Oozie Configuration of Hadoop

Last Update:2016-05-12 Source: Internet

Author: User

Developer on Alibaba Coud: Build your first app with APIs, SDKs, and tutorials on the Alibaba Cloud. Read more ＞

Description

Tasks performed in Hadoop sometimes require multiple map/reduce jobs to be connected together in order to achieve the goal. In the Hadoop ecosystem,Oozie allows us to combine multiple map/reduce jobs into a single logical unit of work, To accomplish larger tasks.

Principle

Oozie is a java Web application that runs in the Java servlet container- the Tomcat --in, and use the database to store the following:

Workflow definition

Currently running workflow instances, including the status and variables of the instance

The Oozie workflow is a set of actions placed in a control-dependent DAG(directed acyclic graph Direct acyclic graph) (for example,Hadoop map/reduce jobs,Pig jobs, and so on) that specify the order in which the actions are executed.
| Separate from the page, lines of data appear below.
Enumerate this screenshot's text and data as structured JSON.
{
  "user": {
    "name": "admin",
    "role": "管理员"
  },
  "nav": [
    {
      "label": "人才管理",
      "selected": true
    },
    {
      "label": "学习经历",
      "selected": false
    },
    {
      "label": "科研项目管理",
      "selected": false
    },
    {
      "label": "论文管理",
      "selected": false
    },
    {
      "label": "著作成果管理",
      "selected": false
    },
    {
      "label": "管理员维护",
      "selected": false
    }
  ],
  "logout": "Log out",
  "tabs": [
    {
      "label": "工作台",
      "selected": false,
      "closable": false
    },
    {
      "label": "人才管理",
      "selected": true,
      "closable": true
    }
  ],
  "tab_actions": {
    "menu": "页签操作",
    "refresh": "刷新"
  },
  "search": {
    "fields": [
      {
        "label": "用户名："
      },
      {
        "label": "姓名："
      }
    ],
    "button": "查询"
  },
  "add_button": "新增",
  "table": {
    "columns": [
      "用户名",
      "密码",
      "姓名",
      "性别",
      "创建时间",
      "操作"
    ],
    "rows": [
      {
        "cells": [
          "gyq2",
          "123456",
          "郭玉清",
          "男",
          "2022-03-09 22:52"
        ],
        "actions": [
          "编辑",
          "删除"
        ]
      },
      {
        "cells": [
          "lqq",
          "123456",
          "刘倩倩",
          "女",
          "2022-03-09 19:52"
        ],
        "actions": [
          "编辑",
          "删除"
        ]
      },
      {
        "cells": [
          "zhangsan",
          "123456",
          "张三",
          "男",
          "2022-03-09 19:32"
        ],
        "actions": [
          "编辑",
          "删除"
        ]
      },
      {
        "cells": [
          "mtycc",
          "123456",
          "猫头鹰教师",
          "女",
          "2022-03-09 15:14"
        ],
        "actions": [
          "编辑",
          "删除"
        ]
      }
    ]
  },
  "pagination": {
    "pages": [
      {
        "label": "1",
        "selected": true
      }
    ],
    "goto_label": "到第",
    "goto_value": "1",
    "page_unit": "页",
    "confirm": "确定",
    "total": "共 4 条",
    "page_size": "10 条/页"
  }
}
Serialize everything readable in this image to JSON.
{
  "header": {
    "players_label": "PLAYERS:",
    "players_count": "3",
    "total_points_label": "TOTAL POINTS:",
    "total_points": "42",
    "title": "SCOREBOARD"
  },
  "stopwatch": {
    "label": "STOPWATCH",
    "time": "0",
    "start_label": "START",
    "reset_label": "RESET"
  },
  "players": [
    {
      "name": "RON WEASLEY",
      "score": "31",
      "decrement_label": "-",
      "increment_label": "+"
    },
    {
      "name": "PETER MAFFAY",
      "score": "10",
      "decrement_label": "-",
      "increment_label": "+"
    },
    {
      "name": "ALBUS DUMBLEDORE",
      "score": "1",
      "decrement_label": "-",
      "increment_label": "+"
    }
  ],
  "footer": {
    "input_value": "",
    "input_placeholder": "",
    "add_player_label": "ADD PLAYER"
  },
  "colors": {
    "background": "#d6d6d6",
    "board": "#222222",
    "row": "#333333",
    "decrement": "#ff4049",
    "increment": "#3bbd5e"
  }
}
We will use HPDL(an XML Process Definition language) to describe this diagram.

HPDLis a very concise language that uses only a handful of process control and action nodes. The control node defines the process of execution and includes the starting and ending points of the workflow (Start,Endand thefailnode) and the mechanism that controls the execution path of the workflow (decision,Forkand theJoinnode). Action nodes are mechanisms through which workflows trigger the execution of calculations or processing tasks. Oozieprovides support for the following types of actions:Hadoop map-reduce,Hadoopfile System,Pig,Javaand theOoziethe child workflow (SSHthe action has been taken fromOozie schema 0.2removed from the later version).

All compute and processing tasks triggered by the action node are notOozie-they are made up ofHadoopof theMap/reducethe framework executes. This approach allowsOoziecan support the existingHadoopa mechanism for load balancing, disaster recovery. These tasks are performed primarily asynchronously (only file system action exceptions, which are synchronous). This means that for most work flows to trigger the type of calculation or processing task, wait until the workflow action transitions to the next node of the workflow until the calculation or processing task is finished before it can continue. OozieThere are two different ways to detect whether a calculation or processing task is completed, that is, callbacks and polling. WhenOoziewhen a calculation or processing task is started, it provides a unique callback for the taskURL, and the task sends a notification when it is complete to a specificURL. The task cannot trigger a callbackURL(perhaps for any reason, such as a network flash), or when the type of the task fails to trigger a callback at completionURLthe time,Ooziethere is a mechanism for polling a calculation or processing task to ensure that the task can be completed.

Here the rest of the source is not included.